Sunday, June 23, 2024

Theater Review: “The Book of Liz” at the Vanguard

“The Book of Liz,” a dry and fringe-y culture-clash comedy by Amy and David Sedaris, is, at its most high-minded, a play about the marriage between faith and commerce. At its most elemental, it’s about cheese balls, the woman who bakes them, and the lives thrown into tumult when she abandons her community.

Running through June 28 at the Vanguard in Fort Lauderdale, “Liz” is set among an Amish-like commune, where devoted Sister Elizabeth Dunderstock (Christina Groom) has been whetting the appetites of her flock as well as neighboring towns with her traditional and smoky cheese balls: spheres of herby gouda whose mere mention invokes Pavlovian enchantment. But when visiting Brother Brightbee (Scott Douglas Wilson) deigns to learn the recipe and bake the balls himself—and the church’s leader, Reverend Tollhouse (Matt Stabile), agrees—an offended Liz seeks comfort, for the first time in her cloistered existence, in the outside world.
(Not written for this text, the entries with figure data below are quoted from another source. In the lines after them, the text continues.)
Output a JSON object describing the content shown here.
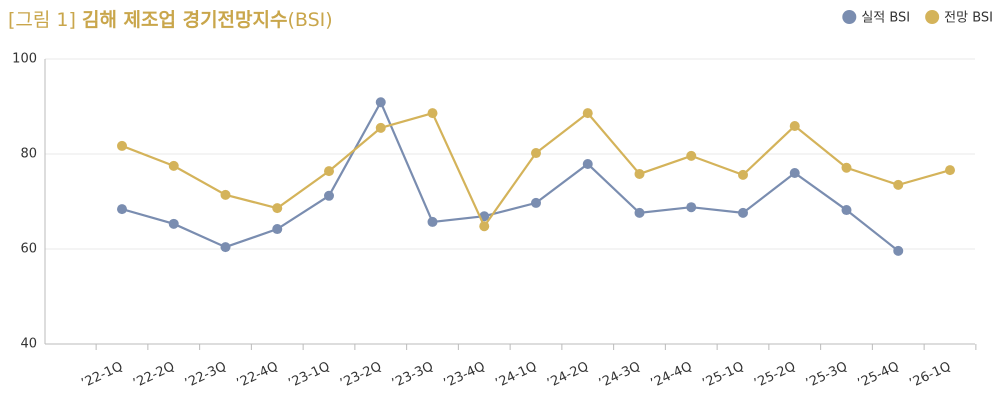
{
  "chart_data": {
    "type": "line",
    "title_label": "[그림 1]",
    "title": "김해 제조업 경기전망지수",
    "title_unit": "(BSI)",
    "categories": [
      "’22-1Q",
      "’22-2Q",
      "’22-3Q",
      "’22-4Q",
      "’23-1Q",
      "’23-2Q",
      "’23-3Q",
      "’23-4Q",
      "’24-1Q",
      "’24-2Q",
      "’24-3Q",
      "’24-4Q",
      "’25-1Q",
      "’25-2Q",
      "’25-3Q",
      "’25-4Q",
      "’26-1Q"
    ],
    "series": [
      {
        "name": "실적 BSI",
        "color": "#7a8db0",
        "values": [
          68.4,
          65.3,
          60.4,
          64.2,
          71.2,
          90.9,
          65.7,
          66.9,
          69.7,
          77.9,
          67.6,
          68.8,
          67.6,
          76.0,
          68.2,
          59.6,
          null
        ]
      },
      {
        "name": "전망 BSI",
        "color": "#d4b35a",
        "values": [
          81.7,
          77.5,
          71.4,
          68.6,
          76.4,
          85.5,
          88.6,
          64.8,
          80.2,
          88.6,
          75.8,
          79.6,
          75.6,
          85.9,
          77.1,
          73.5,
          76.6
        ]
      }
    ],
    "ylim": [
      40,
      100
    ],
    "yticks": [
      40,
      60,
      80,
      100
    ],
    "grid": true,
    "legend": "top-right"
  }
}
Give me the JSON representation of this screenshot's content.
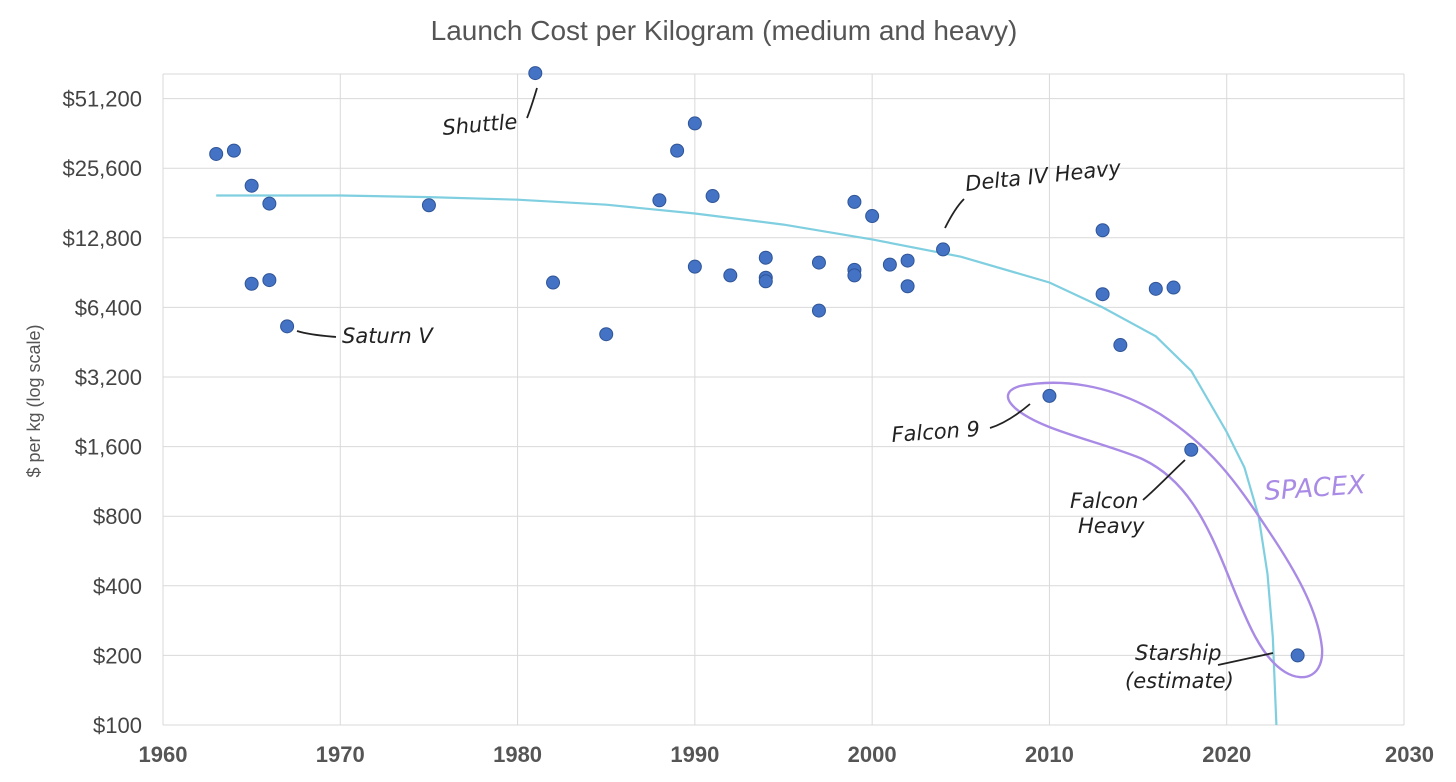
{
  "chart_data": {
    "type": "scatter",
    "title": "Launch Cost per Kilogram (medium and heavy)",
    "xlabel": "",
    "ylabel": "$ per kg (log scale)",
    "xlim": [
      1960,
      2030
    ],
    "ylim": [
      100,
      70000
    ],
    "y_scale": "log2",
    "grid": true,
    "x_ticks": [
      1960,
      1970,
      1980,
      1990,
      2000,
      2010,
      2020,
      2030
    ],
    "x_tick_labels": [
      "1960",
      "1970",
      "1980",
      "1990",
      "2000",
      "2010",
      "2020",
      "2030"
    ],
    "y_ticks": [
      100,
      200,
      400,
      800,
      1600,
      3200,
      6400,
      12800,
      25600,
      51200
    ],
    "y_tick_labels": [
      "$100",
      "$200",
      "$400",
      "$800",
      "$1,600",
      "$3,200",
      "$6,400",
      "$12,800",
      "$25,600",
      "$51,200"
    ],
    "points": [
      {
        "x": 1963,
        "y": 29500
      },
      {
        "x": 1964,
        "y": 30500
      },
      {
        "x": 1965,
        "y": 21500
      },
      {
        "x": 1966,
        "y": 18000
      },
      {
        "x": 1965,
        "y": 8100
      },
      {
        "x": 1966,
        "y": 8400
      },
      {
        "x": 1967,
        "y": 5300
      },
      {
        "x": 1975,
        "y": 17700
      },
      {
        "x": 1981,
        "y": 66000
      },
      {
        "x": 1982,
        "y": 8200
      },
      {
        "x": 1985,
        "y": 4900
      },
      {
        "x": 1988,
        "y": 18600
      },
      {
        "x": 1989,
        "y": 30500
      },
      {
        "x": 1990,
        "y": 40000
      },
      {
        "x": 1991,
        "y": 19400
      },
      {
        "x": 1990,
        "y": 9600
      },
      {
        "x": 1992,
        "y": 8800
      },
      {
        "x": 1994,
        "y": 10500
      },
      {
        "x": 1994,
        "y": 8600
      },
      {
        "x": 1994,
        "y": 8300
      },
      {
        "x": 1997,
        "y": 10000
      },
      {
        "x": 1997,
        "y": 6200
      },
      {
        "x": 1999,
        "y": 18300
      },
      {
        "x": 2000,
        "y": 15900
      },
      {
        "x": 1999,
        "y": 9300
      },
      {
        "x": 1999,
        "y": 8800
      },
      {
        "x": 2001,
        "y": 9800
      },
      {
        "x": 2002,
        "y": 10200
      },
      {
        "x": 2002,
        "y": 7900
      },
      {
        "x": 2004,
        "y": 11400
      },
      {
        "x": 2013,
        "y": 13800
      },
      {
        "x": 2013,
        "y": 7300
      },
      {
        "x": 2014,
        "y": 4400
      },
      {
        "x": 2016,
        "y": 7700
      },
      {
        "x": 2017,
        "y": 7800
      },
      {
        "x": 2010,
        "y": 2650
      },
      {
        "x": 2018,
        "y": 1550
      },
      {
        "x": 2024,
        "y": 200
      }
    ],
    "trendline": [
      {
        "x": 1963,
        "y": 19500
      },
      {
        "x": 1970,
        "y": 19500
      },
      {
        "x": 1975,
        "y": 19200
      },
      {
        "x": 1980,
        "y": 18700
      },
      {
        "x": 1985,
        "y": 17800
      },
      {
        "x": 1990,
        "y": 16300
      },
      {
        "x": 1995,
        "y": 14600
      },
      {
        "x": 2000,
        "y": 12600
      },
      {
        "x": 2005,
        "y": 10600
      },
      {
        "x": 2010,
        "y": 8200
      },
      {
        "x": 2013,
        "y": 6400
      },
      {
        "x": 2016,
        "y": 4800
      },
      {
        "x": 2018,
        "y": 3400
      },
      {
        "x": 2020,
        "y": 1850
      },
      {
        "x": 2021,
        "y": 1300
      },
      {
        "x": 2021.8,
        "y": 800
      },
      {
        "x": 2022.3,
        "y": 450
      },
      {
        "x": 2022.6,
        "y": 240
      },
      {
        "x": 2022.8,
        "y": 100
      }
    ],
    "colors": {
      "points": "#4472c4",
      "trendline": "#7fcfe0",
      "grid": "#d9d9d9",
      "spacex_outline": "#a98be6"
    },
    "annotations": [
      {
        "text": "Shuttle",
        "x": 1981,
        "y": 66000
      },
      {
        "text": "Saturn V",
        "x": 1967,
        "y": 5300
      },
      {
        "text": "Delta IV Heavy",
        "x": 2004,
        "y": 11400
      },
      {
        "text": "Falcon 9",
        "x": 2010,
        "y": 2650
      },
      {
        "text": "Falcon",
        "x": 2018,
        "y": 1550
      },
      {
        "text": "Heavy",
        "x": 2018,
        "y": 1550
      },
      {
        "text": "Starship",
        "x": 2024,
        "y": 200
      },
      {
        "text": "(estimate)",
        "x": 2024,
        "y": 200
      },
      {
        "text": "SPACEX",
        "x": 2023,
        "y": 900
      }
    ]
  }
}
At this point, the play is already strange, but life beyond the milk-cows and buggies is even more surreal. Liz’s first encounter is with a Cockney-speaking Ukrainian immigrant selling roadside nuts in a Mr. Peanut costume (Elena Maria Garcia), who promptly finds Liz a job waiting tables at a Mayflower-themed chain restaurant called Plymouth Crock, which happens to be staffed almost entirely by recovering alcoholics. Meanwhile, back home, Brightbee’s cheese balls flounder, exports plummet, and the community’s entire economy is at stake.

The Sedaris’ vivid quirk is in full flower in the “The Book of Liz,” but rarely do these humorists of the NPR-cranking wine-and-cheese set achieve full-bodied guffaws. If the play is never boring, it’s also never particularly riveting; at 100 unbroken minutes, the play could have ended well before Liz’s circuitous path to enlightenment reached its emotional payoff, and I probably would have been fine with it.

The reason “The Book of Liz” is worth your time is the tireless work from four deft comic actors at the top of their game, all of whom embody multiple characters like second, third and fourth skins. Under astute direction from Mark Duncan, they all have a blast finding character distinction around the fringes of the script. Wilson plays Brightbee as a constipated, suspender-clutching gasbag of voluminous girth, and he’s even funnier as a bitter Plymouth Crock server with a Valley Boy accent, who combs his hair with a fork and uses a knife as a mirror.

Garcia, who appears in plays all too infrequently, reminds us why she’s one of the region’s most talented and rubbery performers, turning the potentially cut-and-dry business of falling onto a beanbag chair or lifting a butter churn into opportunities for inspired physical comedy. There’s no better moment in the “The Book of Liz” than when Garcia’s Sister Butterworth, the commune’s notorious gossip, is subjected to a blind taste-test of Brightbee’s cheese balls. The scene becomes a tour de force of wordless communication, a cascade of emotion that transitions from pleasure to discomfort to revulsion to utter despair.

Stabile brings the right amount of faithful gravitas to Reverend Tollhouse, but he’s best when embodying the eternally upbeat manager of Plymouth Crock, an effeminate Alcoholics Anonymous espouser who fills out the restaurant’s reservation book with a peacock-feathered pen. Groom, whose character requires her to sweat profusely her entire time onstage (there’s a significant reason for it), plays her sheltered outsider with an infectiously cheerful naivety that hides an inner ferocity. She also makes a fine comic impression as Brother Hesikiah, a blind, wizened, hunchbacked member of the community who is given the insurmountable job of tea server.

The scenic design, by Alyiece Moretto, consists mostly of a pair of giant patchwork quilts embroidered with symbols of the show. You tend to forget it’s there, but it’s an imaginative and subtle through-line for the show’s many scene changes. A final kudo goes out to the costumes and props, credited to Casey Dressler and Nicole Stodard, who selected mismatched shades of black for Wilson and Stabile’s wigs and beards—an early indicator that the world of “The Book of Liz” is more than a little off.